相見歡 春紅

La Serre

Oil, acrylic, ballast, sand, cement, ash, bronze and iron rust on canvas

120 x 160cm, 2022-23

林花謝了春紅,太匆匆。無奈朝來寒雨晚來風。

胭脂淚,相留醉,幾時重。自是人生長恨水長東。

On ‘Hortus Conclusus 寓形於兩間’

What does “Hortus Conclucus” mean? 

In Latin, it literally means “enclosed garden”. In Medieval and Renaissance art and literature, “hortus conclusus” is both an emblematic attribute and a title associated with the Virgin Mary – a virgin depends on no earthly male, she is the numinous conceiver, the divine author of life, father and mother in one – the immaculate conception. 

 

Why call this painting series “Hortus Conclusus”?

Certainly, the symbolic meaning of “conceiver and creator” naturally appeals to an artist. However, there is another layer of symbolism in the “enclosed garden” — that of innocence and protection. Consider Juliet’s garden in Romeo and Juliet, and the Grand View Garden in The Dream of the Red Chamber (《紅樓夢》中的大觀園), where within, fragile young love can flourish and grow, shielded from the death and destruction outside. At that time, I was bored and disillusioned with my life and the loveless material world surrounding me. I yearned for an enclosure where I could freely pursue the spiritual — Art, i.e. love. I sought a boundary to separate the distractions of what I perceived as the loveless external world, allowing space and protection for my inner spirit — love — to thrive. Interestingly, the root meaning of the word “paradise” is also “enclosed garden”.

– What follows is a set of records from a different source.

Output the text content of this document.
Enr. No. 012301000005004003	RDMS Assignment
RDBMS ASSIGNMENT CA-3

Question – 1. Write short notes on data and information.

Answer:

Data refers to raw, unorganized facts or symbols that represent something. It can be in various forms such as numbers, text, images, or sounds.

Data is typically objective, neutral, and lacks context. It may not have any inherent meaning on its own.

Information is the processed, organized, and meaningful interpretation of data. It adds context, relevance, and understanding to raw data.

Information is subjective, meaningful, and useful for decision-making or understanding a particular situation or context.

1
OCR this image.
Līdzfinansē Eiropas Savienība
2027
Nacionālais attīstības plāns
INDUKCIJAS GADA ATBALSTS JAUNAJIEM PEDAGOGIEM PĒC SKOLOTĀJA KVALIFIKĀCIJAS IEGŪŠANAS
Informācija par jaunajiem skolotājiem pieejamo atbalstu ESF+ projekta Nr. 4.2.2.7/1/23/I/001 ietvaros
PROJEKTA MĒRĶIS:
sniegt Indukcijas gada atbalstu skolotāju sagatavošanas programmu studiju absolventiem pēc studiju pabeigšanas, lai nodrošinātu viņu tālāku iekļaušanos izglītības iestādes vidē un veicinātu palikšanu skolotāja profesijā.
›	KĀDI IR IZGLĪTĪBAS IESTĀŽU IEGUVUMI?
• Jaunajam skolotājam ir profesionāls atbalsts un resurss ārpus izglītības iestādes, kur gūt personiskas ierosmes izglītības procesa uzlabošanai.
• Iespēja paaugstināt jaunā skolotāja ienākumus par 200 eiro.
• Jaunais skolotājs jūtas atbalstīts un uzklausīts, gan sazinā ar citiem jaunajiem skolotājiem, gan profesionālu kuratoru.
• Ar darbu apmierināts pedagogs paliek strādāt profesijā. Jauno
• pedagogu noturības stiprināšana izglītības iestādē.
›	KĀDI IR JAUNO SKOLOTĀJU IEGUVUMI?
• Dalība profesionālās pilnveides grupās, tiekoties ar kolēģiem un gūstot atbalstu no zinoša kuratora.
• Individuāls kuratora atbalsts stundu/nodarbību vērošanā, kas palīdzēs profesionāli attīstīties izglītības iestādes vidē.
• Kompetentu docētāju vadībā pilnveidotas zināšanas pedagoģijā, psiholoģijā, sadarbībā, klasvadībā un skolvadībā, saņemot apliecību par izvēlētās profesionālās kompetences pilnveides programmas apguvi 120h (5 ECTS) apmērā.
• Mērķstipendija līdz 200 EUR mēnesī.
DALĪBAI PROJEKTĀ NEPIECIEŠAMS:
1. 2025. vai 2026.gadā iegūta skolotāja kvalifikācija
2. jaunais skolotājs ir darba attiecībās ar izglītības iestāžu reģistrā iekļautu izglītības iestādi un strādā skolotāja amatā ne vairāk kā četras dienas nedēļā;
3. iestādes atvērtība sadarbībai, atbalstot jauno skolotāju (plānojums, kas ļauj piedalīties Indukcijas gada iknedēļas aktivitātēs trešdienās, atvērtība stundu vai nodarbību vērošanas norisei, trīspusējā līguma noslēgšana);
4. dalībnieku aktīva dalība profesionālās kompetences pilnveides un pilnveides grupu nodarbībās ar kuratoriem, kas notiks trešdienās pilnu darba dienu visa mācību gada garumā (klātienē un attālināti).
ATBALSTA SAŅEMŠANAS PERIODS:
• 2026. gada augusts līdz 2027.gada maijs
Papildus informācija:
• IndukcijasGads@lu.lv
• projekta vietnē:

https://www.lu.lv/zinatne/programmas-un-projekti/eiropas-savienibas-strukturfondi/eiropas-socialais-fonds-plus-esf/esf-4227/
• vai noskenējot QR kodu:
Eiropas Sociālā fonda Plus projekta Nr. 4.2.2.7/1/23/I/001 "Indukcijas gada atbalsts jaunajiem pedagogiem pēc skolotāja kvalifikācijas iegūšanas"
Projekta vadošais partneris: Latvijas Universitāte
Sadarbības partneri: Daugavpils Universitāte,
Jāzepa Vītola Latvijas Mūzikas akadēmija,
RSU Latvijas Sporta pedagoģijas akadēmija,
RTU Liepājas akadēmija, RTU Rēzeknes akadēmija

In hindsight, I believe the catalyst for my sudden foray into painting at age 27 and my journey to become an artist began with the schism between the external and internal, the loveless and love, life and art. Through art, I aspire to reconcile these opposites and find a transcendent unity.

I see ‘Hortus Conclusus’ as my odyssey as a modern individual in search of a soul. Much like Goethe depicted his lifelong quest in Faust, or Odysseus embarked on his journey homeward, this series tells my spiritual adventures. In the words of Joyce from Ulysses, “The longest way round is the shortest way home.” Art, I believe, is a passion towards the whole.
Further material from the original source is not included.